Re: Restart zeppelin spark interpreter

Posted by Jonathan Kelly <jo...@gmail.com>.

On the most recent several releases of EMR, Spark dynamicAllocation is
automatically enabled, as it allows longer running apps like Zeppelin's
Spark interpreter to continue running in the background without taking up
resources for any executors unless Spark jobs are actively running.

However, if you are seeing resources still being used even after some idle
time, maybe you are using maximizeResourceAllocation (which makes any Spark
job use 100% of the resources, with one executor per slave node). If you
use maximizeResourceAllocation, it effectively disables dynamicAllocation
because it causes spark.executor.instances to be set. If you still want to
use dynamicAllocation along with maxizeResourceAllocation, just set
spark.dynamicAllocation.enabled to true in the spark-defaults configuration
classification. This will signal to the maximizeResourceAllocation feature
not to set spark.executor.instances so that dynamicAllocation will be used.

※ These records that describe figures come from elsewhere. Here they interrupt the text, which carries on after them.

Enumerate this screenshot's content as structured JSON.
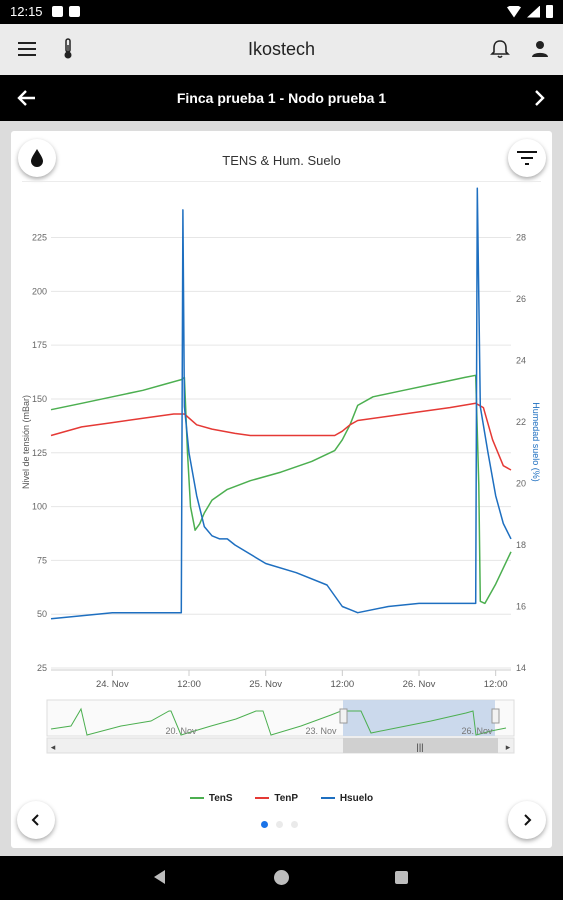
{
  "status": {
    "time": "12:15"
  },
  "app": {
    "title": "Ikostech"
  },
  "subheader": {
    "title": "Finca prueba 1 - Nodo prueba 1"
  },
  "icons": {
    "menu": "menu-icon",
    "thermometer": "thermometer-icon",
    "bell": "bell-icon",
    "user": "user-icon",
    "back": "arrow-left-icon",
    "forward": "chevron-right-icon",
    "drop": "water-drop-icon",
    "filter": "filter-icon"
  },
  "colors": {
    "tens": "#4caf50",
    "tenp": "#e53935",
    "hsuelo": "#1e6fc0",
    "navigator_selection": "#c5d5ea"
  },
  "chart_data": {
    "type": "line",
    "title": "TENS & Hum. Suelo",
    "ylabel_left": "Nivel de tensión (mBar)",
    "ylabel_right": "Humedad suelo (%)",
    "ylim_left": [
      25,
      235
    ],
    "ylim_right": [
      14,
      28.7
    ],
    "y_ticks_left": [
      25,
      50,
      75,
      100,
      125,
      150,
      175,
      200,
      225
    ],
    "y_ticks_right": [
      14,
      16,
      18,
      20,
      22,
      24,
      26,
      28
    ],
    "x_ticks": [
      "24. Nov",
      "12:00",
      "25. Nov",
      "12:00",
      "26. Nov",
      "12:00"
    ],
    "x_tick_pos": [
      0.5,
      1,
      1.5,
      2,
      2.5,
      3
    ],
    "xlim": [
      0.1,
      3.1
    ],
    "grid": true,
    "legend_position": "bottom",
    "series": [
      {
        "name": "TenS",
        "axis": "left",
        "color": "#4caf50",
        "points": [
          [
            0.1,
            145
          ],
          [
            0.3,
            148
          ],
          [
            0.5,
            151
          ],
          [
            0.7,
            154
          ],
          [
            0.85,
            157
          ],
          [
            0.95,
            159
          ],
          [
            0.97,
            160
          ],
          [
            0.99,
            125
          ],
          [
            1.01,
            100
          ],
          [
            1.04,
            89
          ],
          [
            1.07,
            92
          ],
          [
            1.1,
            97
          ],
          [
            1.15,
            103
          ],
          [
            1.25,
            108
          ],
          [
            1.4,
            112
          ],
          [
            1.6,
            116
          ],
          [
            1.8,
            121
          ],
          [
            1.95,
            126
          ],
          [
            2.0,
            131
          ],
          [
            2.05,
            138
          ],
          [
            2.1,
            147
          ],
          [
            2.2,
            151
          ],
          [
            2.4,
            154
          ],
          [
            2.6,
            157
          ],
          [
            2.8,
            160
          ],
          [
            2.87,
            161
          ],
          [
            2.89,
            110
          ],
          [
            2.9,
            56
          ],
          [
            2.93,
            55
          ],
          [
            3.0,
            64
          ],
          [
            3.1,
            79
          ]
        ]
      },
      {
        "name": "TenP",
        "axis": "left",
        "color": "#e53935",
        "points": [
          [
            0.1,
            133
          ],
          [
            0.3,
            137
          ],
          [
            0.5,
            139
          ],
          [
            0.7,
            141
          ],
          [
            0.9,
            143
          ],
          [
            0.97,
            143
          ],
          [
            1.05,
            138
          ],
          [
            1.15,
            136
          ],
          [
            1.3,
            134
          ],
          [
            1.4,
            133
          ],
          [
            1.6,
            133
          ],
          [
            1.8,
            133
          ],
          [
            1.95,
            133
          ],
          [
            2.0,
            135
          ],
          [
            2.05,
            138
          ],
          [
            2.1,
            140
          ],
          [
            2.3,
            142
          ],
          [
            2.5,
            144
          ],
          [
            2.7,
            146
          ],
          [
            2.87,
            148
          ],
          [
            2.92,
            146
          ],
          [
            2.98,
            131
          ],
          [
            3.05,
            119
          ],
          [
            3.1,
            117
          ]
        ]
      },
      {
        "name": "Hsuelo",
        "axis": "right",
        "color": "#1e6fc0",
        "points": [
          [
            0.1,
            15.6
          ],
          [
            0.3,
            15.7
          ],
          [
            0.5,
            15.8
          ],
          [
            0.7,
            15.8
          ],
          [
            0.9,
            15.8
          ],
          [
            0.95,
            15.8
          ],
          [
            0.96,
            28.9
          ],
          [
            0.97,
            22.5
          ],
          [
            1.0,
            21.0
          ],
          [
            1.05,
            19.6
          ],
          [
            1.1,
            18.6
          ],
          [
            1.15,
            18.3
          ],
          [
            1.2,
            18.2
          ],
          [
            1.25,
            18.2
          ],
          [
            1.3,
            18.0
          ],
          [
            1.5,
            17.4
          ],
          [
            1.7,
            17.1
          ],
          [
            1.9,
            16.7
          ],
          [
            2.0,
            16.0
          ],
          [
            2.05,
            15.9
          ],
          [
            2.1,
            15.8
          ],
          [
            2.3,
            16.0
          ],
          [
            2.5,
            16.1
          ],
          [
            2.7,
            16.1
          ],
          [
            2.87,
            16.1
          ],
          [
            2.88,
            29.6
          ],
          [
            2.9,
            22.5
          ],
          [
            2.95,
            21.0
          ],
          [
            3.0,
            19.6
          ],
          [
            3.05,
            18.7
          ],
          [
            3.1,
            18.2
          ]
        ]
      }
    ]
  },
  "navigator": {
    "ticks": [
      "20. Nov",
      "23. Nov",
      "26. Nov"
    ]
  },
  "legend": [
    {
      "label": "TenS",
      "color": "#4caf50"
    },
    {
      "label": "TenP",
      "color": "#e53935"
    },
    {
      "label": "Hsuelo",
      "color": "#1e6fc0"
    }
  ],
  "pager": {
    "pages": 3,
    "active": 1
  }
}
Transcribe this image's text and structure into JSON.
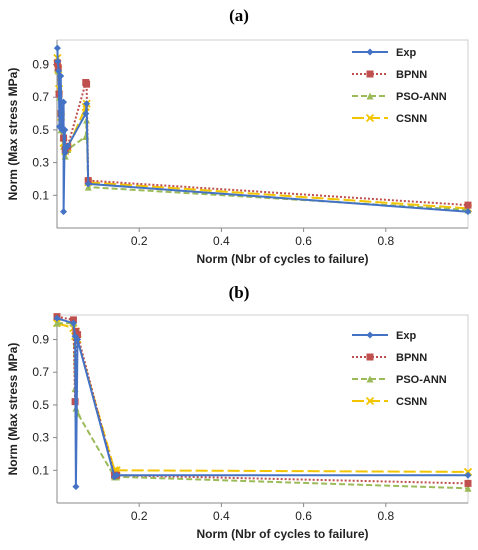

Keep in mind that this might not be the most ideal way to use
dynamicAllocation though (especially if you don't have many nodes in the
cluster) because the maximizeResourceAllocation feature would make the
executors very coarsely grained since there's only one per node. It would
still allow multiple applications to run at once though because executors
from one application could spin down when idle, allowing another
application to spin up executors.

Hope this helps,
Jonathan
On Mon, Oct 3, 2016 at 5:38 PM Jung, Soonoh <so...@gmail.com> wrote:

> Hi everyone,
>
> I am using Zeppelin in AWS EMR (Zeppelin 0.6.1, spark 2.0 on Yarn RM)
> Basically Zeppelin spark interpreter's spark job is not finishing after
> executing a notebook.
> It looks like the spark job still occupying memory a lot in my Yarn
> cluster.
> Is there a way restart spark interpreter automatically(or pragmatically)
> every time I run a notebook in order to release that memory in my Yarn
> cluster?
>
> Regards,
> Soonoh
>